In a normal year, some of those films would have gone straight to television without airing theatrically, which would have disqualified them under the rule that required competing documentaries to have seven-day theatrical runs in Los Angeles and New York. But with the coronavirus prompting theater closings around the country, the Academy changed the rules to make it easier for films to qualify.
And because of the size of some festivals that specialize in nonfiction films – Hot Docs and CPH:DOX each selected more than 200 films before downsizing to smaller online editions – the floodgates were opened for films to qualify, and to do so far earlier in the year than usual. That’s why it’s unfortunate that the members’ screening room on the AMPAS website currently contains nothing but last year’s films.
After all, wouldn’t voters stuck at home be interested in watching “Spaceship Earth,” about the gang of eight offbeat adventurers who quarantined themselves inside the artificial ecosystem Biosphere 2 back in 1991?
Wouldn’t folks who are bemoaning the loss of their favorite restaurants get a kick out of “Ottolenghi and the Cakes of Versailles,” in which the French court of Louis XIV is recreated in mind-boggling desserts for an event at the Metropolitan Museum?
Wouldn’t people sick of living in a hyper-partisan world want to watch “Feels Good Man” to learn how the cartoon character Pepe the Frog was turned into a symbol of white-nationalist hate?
Some of the eligible films are currently available on Netflix; others can be found on VOD on other platforms. But given that everybody’s stuck at home, and given the huge number of eligible films in a category that typically has more than 150 competing docs – as one Oscar documentary voter told TheWrap, “Now would be a great time for those to be available” on the members’ streaming platform.

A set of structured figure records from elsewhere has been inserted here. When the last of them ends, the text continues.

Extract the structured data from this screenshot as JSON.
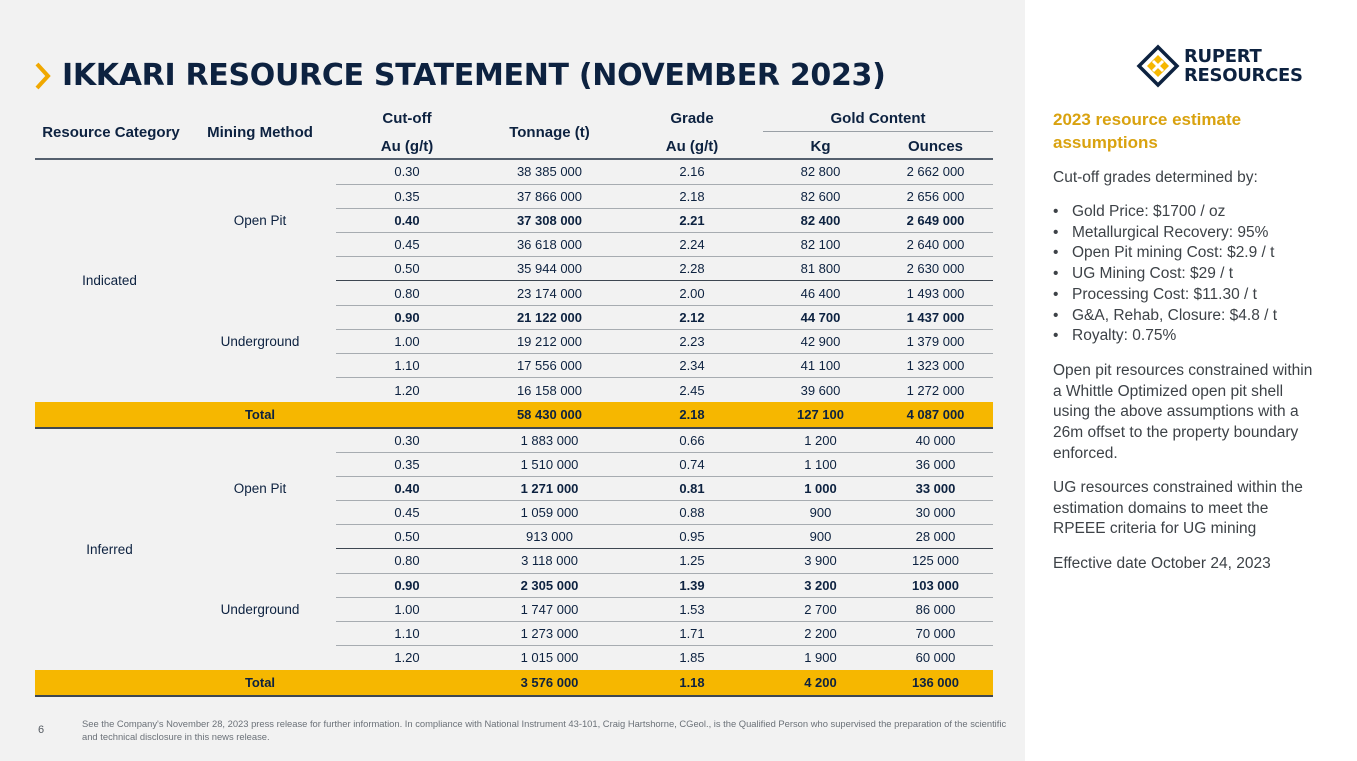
{
  "title": "IKKARI RESOURCE STATEMENT (NOVEMBER 2023)",
  "headers": {
    "category": "Resource Category",
    "method": "Mining Method",
    "cutoff": "Cut-off",
    "cutoff_unit": "Au (g/t)",
    "tonnage": "Tonnage (t)",
    "grade": "Grade",
    "grade_unit": "Au (g/t)",
    "gold": "Gold  Content",
    "kg": "Kg",
    "oz": "Ounces"
  },
  "groups": [
    {
      "category": "Indicated",
      "methods": [
        {
          "name": "Open Pit",
          "rows": [
            {
              "cutoff": "0.30",
              "tonnage": "38 385 000",
              "grade": "2.16",
              "kg": "82 800",
              "oz": "2 662 000"
            },
            {
              "cutoff": "0.35",
              "tonnage": "37 866 000",
              "grade": "2.18",
              "kg": "82 600",
              "oz": "2 656 000"
            },
            {
              "cutoff": "0.40",
              "tonnage": "37 308 000",
              "grade": "2.21",
              "kg": "82 400",
              "oz": "2 649 000"
            },
            {
              "cutoff": "0.45",
              "tonnage": "36 618 000",
              "grade": "2.24",
              "kg": "82 100",
              "oz": "2 640 000"
            },
            {
              "cutoff": "0.50",
              "tonnage": "35 944 000",
              "grade": "2.28",
              "kg": "81 800",
              "oz": "2 630 000"
            }
          ]
        },
        {
          "name": "Underground",
          "rows": [
            {
              "cutoff": "0.80",
              "tonnage": "23 174 000",
              "grade": "2.00",
              "kg": "46 400",
              "oz": "1 493 000"
            },
            {
              "cutoff": "0.90",
              "tonnage": "21 122 000",
              "grade": "2.12",
              "kg": "44 700",
              "oz": "1 437 000"
            },
            {
              "cutoff": "1.00",
              "tonnage": "19 212 000",
              "grade": "2.23",
              "kg": "42 900",
              "oz": "1 379 000"
            },
            {
              "cutoff": "1.10",
              "tonnage": "17 556 000",
              "grade": "2.34",
              "kg": "41 100",
              "oz": "1 323 000"
            },
            {
              "cutoff": "1.20",
              "tonnage": "16 158 000",
              "grade": "2.45",
              "kg": "39 600",
              "oz": "1 272 000"
            }
          ]
        }
      ],
      "total": {
        "label": "Total",
        "tonnage": "58 430 000",
        "grade": "2.18",
        "kg": "127 100",
        "oz": "4 087 000"
      }
    },
    {
      "category": "Inferred",
      "methods": [
        {
          "name": "Open Pit",
          "rows": [
            {
              "cutoff": "0.30",
              "tonnage": "1 883 000",
              "grade": "0.66",
              "kg": "1 200",
              "oz": "40 000"
            },
            {
              "cutoff": "0.35",
              "tonnage": "1 510 000",
              "grade": "0.74",
              "kg": "1 100",
              "oz": "36 000"
            },
            {
              "cutoff": "0.40",
              "tonnage": "1 271 000",
              "grade": "0.81",
              "kg": "1 000",
              "oz": "33 000"
            },
            {
              "cutoff": "0.45",
              "tonnage": "1 059 000",
              "grade": "0.88",
              "kg": "900",
              "oz": "30 000"
            },
            {
              "cutoff": "0.50",
              "tonnage": "913 000",
              "grade": "0.95",
              "kg": "900",
              "oz": "28 000"
            }
          ]
        },
        {
          "name": "Underground",
          "rows": [
            {
              "cutoff": "0.80",
              "tonnage": "3 118 000",
              "grade": "1.25",
              "kg": "3 900",
              "oz": "125 000"
            },
            {
              "cutoff": "0.90",
              "tonnage": "2 305 000",
              "grade": "1.39",
              "kg": "3 200",
              "oz": "103 000"
            },
            {
              "cutoff": "1.00",
              "tonnage": "1 747 000",
              "grade": "1.53",
              "kg": "2 700",
              "oz": "86 000"
            },
            {
              "cutoff": "1.10",
              "tonnage": "1 273 000",
              "grade": "1.71",
              "kg": "2 200",
              "oz": "70 000"
            },
            {
              "cutoff": "1.20",
              "tonnage": "1 015 000",
              "grade": "1.85",
              "kg": "1 900",
              "oz": "60 000"
            }
          ]
        }
      ],
      "total": {
        "label": "Total",
        "tonnage": "3 576 000",
        "grade": "1.18",
        "kg": "4 200",
        "oz": "136 000"
      }
    }
  ],
  "footer": {
    "page": "6",
    "note": "See the Company's November 28, 2023 press release for further information. In compliance with National Instrument 43-101, Craig Hartshorne, CGeol., is the Qualified Person who supervised the preparation of the scientific and technical disclosure in this news release."
  },
  "logo": {
    "line1": "RUPERT",
    "line2": "RESOURCES"
  },
  "sidebar": {
    "title": "2023 resource estimate assumptions",
    "intro": "Cut-off grades determined by:",
    "bullets": [
      "Gold Price: $1700 / oz",
      "Metallurgical Recovery: 95%",
      "Open Pit mining Cost: $2.9 / t",
      "UG Mining Cost: $29 / t",
      "Processing Cost: $11.30 / t",
      "G&A, Rehab, Closure: $4.8 / t",
      "Royalty: 0.75%"
    ],
    "para1": "Open pit resources constrained within a Whittle Optimized open pit shell using the above assumptions with a 26m offset to the property boundary enforced.",
    "para2": "UG resources constrained within the estimation domains to meet the RPEEE criteria for UG mining",
    "effective": "Effective date October 24, 2023"
  },
  "colors": {
    "accent": "#f6b700",
    "navy": "#0d2240",
    "gold_text": "#d9a20f"
  },
  "icons": {
    "title_marker": "chevron-right-icon",
    "logo": "rupert-diamond-logo-icon"
  }
}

The wait may not be too long, mind you – the Academy’s submission process recently opened, and the first batch of films is typically made available to doc-branch voters in June. AMPAS is aiming for a similar schedule this year, according to a person with knowledge of the plans.
But typically, only a small batch of films are in the June group; last year, it didn’t go out until the end of the month, June 28, and it included only 23 of what was eventually 157 eligible docs.
This year, with lots of films already in contention and lots of voters looking for ways to fill their free time, we can only hope – and urge – that things start sooner and go bigger.
CORRECTION: The original version of this story was based on the trimmed lineup for the online version of CPH:DOX. The number of qualifying films has been changed to reflect the festival’s original lineup.